Aujourd'hui j'ai eu une mauvaise note
en calcul alors mes parents m'ont punie et je n'irai pas au cinéma avec
mes amies voir le film : « Les Envoleurs ». Il raconte l'histoire de
Cham, un garçon si malheureux qu'il ne veut plus vivre avec son père et
sa mère et il s'envole pour aller vivre sur une planète cachée derrière
le soleil Levant.
Moi non plus je ne veux plus habiter chez mes
parents. Ils me punissent tout le temps et ne s'occupent pas de moi. Et
comme je n'ai ni frère ni sœur, je suis toujours seule. Bientôt je
m'envolerai pour rejoindre Cham sur sa belle planète et je ne
reviendrai plus jamais.
Sa lettre terminée, Alicia sortit, pieds nus, de sa chambre et tendit
l'oreille. Au rez-de-chaussée, le téléviseur diffusait un programme
monotone ; la fillette se souvint qu'à cette heure avancée, ses parents
regardaient les informations.
Elle entra dans le bureau de son père et
prit une enveloppe dans un tiroir du secrétaire. Après avoir regagné sa
chambre, elle glissa sa lettre dans l'enveloppe sur laquelle elle
inscrivit : S'il vous plait, faites parvenir ma lettre à Cham
l'Envoleur, sur la planète derrière le soleil Levant. Au dos elle
nota
: de la part de Cia et elle ajouta : sur la planète des
Quilles.
Cette
nuit-là, durant son sommeil, Alicia rêva qu'elle était poursuivie par
des quilles géantes qui s'efforçaient de l'enfermer dans une boîte. Un
bel oiseau aux ailes noires parvenait à la sauver
et il l'emportait sur son dos pour
aller la déposer sur une étoile.
Le lendemain matin, Alicia se leva, prit son petit déjeuner
et se prépara, comme elle en avait l'habitude, pour se rendre à
l'école. Ensuite elle remplit son sac à dos avec les livres et les
cahiers dont elle aurait besoin pour la journée, n'oublia pas sa
trousse et surtout la lettre qu'elle avait écrite la veille.
Elle
déposa un bisous sur la joue de ses parents qui, toujours fâchés, ne
l'embrassèrent pas et elle quitta la maison.

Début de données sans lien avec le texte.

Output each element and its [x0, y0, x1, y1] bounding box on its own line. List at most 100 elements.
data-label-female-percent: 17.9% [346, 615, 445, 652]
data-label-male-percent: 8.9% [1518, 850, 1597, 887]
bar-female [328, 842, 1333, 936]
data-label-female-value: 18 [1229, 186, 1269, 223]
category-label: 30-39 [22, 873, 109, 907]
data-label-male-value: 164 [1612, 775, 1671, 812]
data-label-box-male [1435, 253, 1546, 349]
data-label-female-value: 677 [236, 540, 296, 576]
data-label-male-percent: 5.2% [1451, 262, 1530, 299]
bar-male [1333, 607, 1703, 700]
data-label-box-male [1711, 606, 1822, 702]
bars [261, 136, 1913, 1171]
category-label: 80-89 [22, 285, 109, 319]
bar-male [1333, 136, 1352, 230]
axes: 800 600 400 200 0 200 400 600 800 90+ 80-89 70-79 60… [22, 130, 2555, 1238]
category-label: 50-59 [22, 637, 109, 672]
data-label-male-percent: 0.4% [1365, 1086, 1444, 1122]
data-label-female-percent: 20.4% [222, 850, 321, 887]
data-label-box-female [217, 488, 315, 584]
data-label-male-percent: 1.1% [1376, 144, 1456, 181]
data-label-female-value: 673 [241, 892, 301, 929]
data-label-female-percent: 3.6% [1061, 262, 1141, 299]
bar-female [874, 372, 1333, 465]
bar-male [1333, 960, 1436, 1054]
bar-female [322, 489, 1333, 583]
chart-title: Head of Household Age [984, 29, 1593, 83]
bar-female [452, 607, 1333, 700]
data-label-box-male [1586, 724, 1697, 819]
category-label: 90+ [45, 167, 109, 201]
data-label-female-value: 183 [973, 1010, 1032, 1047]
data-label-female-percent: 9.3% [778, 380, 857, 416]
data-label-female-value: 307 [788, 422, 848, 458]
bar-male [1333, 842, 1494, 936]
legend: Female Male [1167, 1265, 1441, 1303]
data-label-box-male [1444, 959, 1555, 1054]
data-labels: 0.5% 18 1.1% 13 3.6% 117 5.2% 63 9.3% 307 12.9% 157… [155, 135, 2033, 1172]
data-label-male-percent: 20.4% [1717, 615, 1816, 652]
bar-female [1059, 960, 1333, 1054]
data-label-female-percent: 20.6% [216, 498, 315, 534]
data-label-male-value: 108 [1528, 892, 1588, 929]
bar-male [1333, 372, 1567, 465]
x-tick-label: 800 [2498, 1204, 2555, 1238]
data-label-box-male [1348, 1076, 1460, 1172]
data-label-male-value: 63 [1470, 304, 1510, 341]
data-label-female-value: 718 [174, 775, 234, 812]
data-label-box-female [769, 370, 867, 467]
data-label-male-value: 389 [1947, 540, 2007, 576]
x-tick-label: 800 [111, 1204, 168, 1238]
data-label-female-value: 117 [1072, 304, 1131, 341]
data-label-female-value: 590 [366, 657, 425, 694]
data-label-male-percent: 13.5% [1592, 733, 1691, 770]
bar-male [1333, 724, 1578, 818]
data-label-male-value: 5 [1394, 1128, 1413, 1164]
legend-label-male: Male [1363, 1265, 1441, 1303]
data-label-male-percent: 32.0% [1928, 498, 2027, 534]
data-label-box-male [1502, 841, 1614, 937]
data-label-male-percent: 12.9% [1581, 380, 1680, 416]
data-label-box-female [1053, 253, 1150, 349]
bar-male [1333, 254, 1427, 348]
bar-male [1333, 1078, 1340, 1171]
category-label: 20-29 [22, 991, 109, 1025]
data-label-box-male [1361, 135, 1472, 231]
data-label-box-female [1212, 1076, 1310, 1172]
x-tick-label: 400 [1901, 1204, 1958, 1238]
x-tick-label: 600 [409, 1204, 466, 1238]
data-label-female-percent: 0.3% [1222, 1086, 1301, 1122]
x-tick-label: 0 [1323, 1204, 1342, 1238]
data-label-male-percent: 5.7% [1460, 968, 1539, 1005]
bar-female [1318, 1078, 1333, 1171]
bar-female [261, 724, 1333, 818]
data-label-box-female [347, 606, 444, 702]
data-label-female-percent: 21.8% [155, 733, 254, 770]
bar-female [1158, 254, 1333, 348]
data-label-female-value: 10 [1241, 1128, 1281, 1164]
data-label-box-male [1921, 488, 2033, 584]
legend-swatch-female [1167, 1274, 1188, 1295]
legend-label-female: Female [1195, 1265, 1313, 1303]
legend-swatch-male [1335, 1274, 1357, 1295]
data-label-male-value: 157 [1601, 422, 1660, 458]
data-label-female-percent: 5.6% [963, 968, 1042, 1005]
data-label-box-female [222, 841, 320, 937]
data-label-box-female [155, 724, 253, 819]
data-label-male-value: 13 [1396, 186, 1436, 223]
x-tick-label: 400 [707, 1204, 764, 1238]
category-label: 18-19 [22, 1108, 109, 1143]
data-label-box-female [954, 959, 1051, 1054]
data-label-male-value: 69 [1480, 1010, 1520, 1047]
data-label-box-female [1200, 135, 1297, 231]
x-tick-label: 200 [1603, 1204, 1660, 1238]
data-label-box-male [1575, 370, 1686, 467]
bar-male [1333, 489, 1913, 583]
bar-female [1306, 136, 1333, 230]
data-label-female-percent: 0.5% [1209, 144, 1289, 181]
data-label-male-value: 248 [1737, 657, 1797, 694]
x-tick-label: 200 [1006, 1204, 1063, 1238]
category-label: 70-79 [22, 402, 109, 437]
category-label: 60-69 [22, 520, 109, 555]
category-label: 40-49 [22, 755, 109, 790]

Mais dès qu'elle fut au
premier carrefour elle ne prit pas le même chemin qu'elle prenait les
autres jours pour rejoindre son école.
Si je prends à gauche, par la
ruelle Painlevé, j'arriverai aux Jonquilles sans croiser aucun élève de
ma classe et je pourrai poster ma lettre sans être vue. Elle jeta
un
bref coup d'oeil à sa montre rose : je n'ai pas beaucoup de temps,
il
faut que je me dépêche.
Alicia tourna dans la ruelle et avança à grands
pas jusqu'à atteindre une belle bâtisse aux murs couleur vert pâle avec
de jolis rideaux de dentelle blanche aux fenêtres ; c'était la maison
de retraite des Jonquilles. Une grosse boîte aux lettres jaune était
accrochée à l'un des murs.
Alicia sortit la lettre de son sac et la
glissa par la fente.
Ouf ! Voilà une bonne chose de faite et
maintenant... (Elle regarda à nouveau sa montre rose.) Je ne
dois pas
m'attarder sinon j'arriverai en retard.
La jeune demoiselle se
hâta de reprendre son chemin habituel et quelques minutes plus tard,
c'est en courant qu'elle franchit le portail en bois vert de son école.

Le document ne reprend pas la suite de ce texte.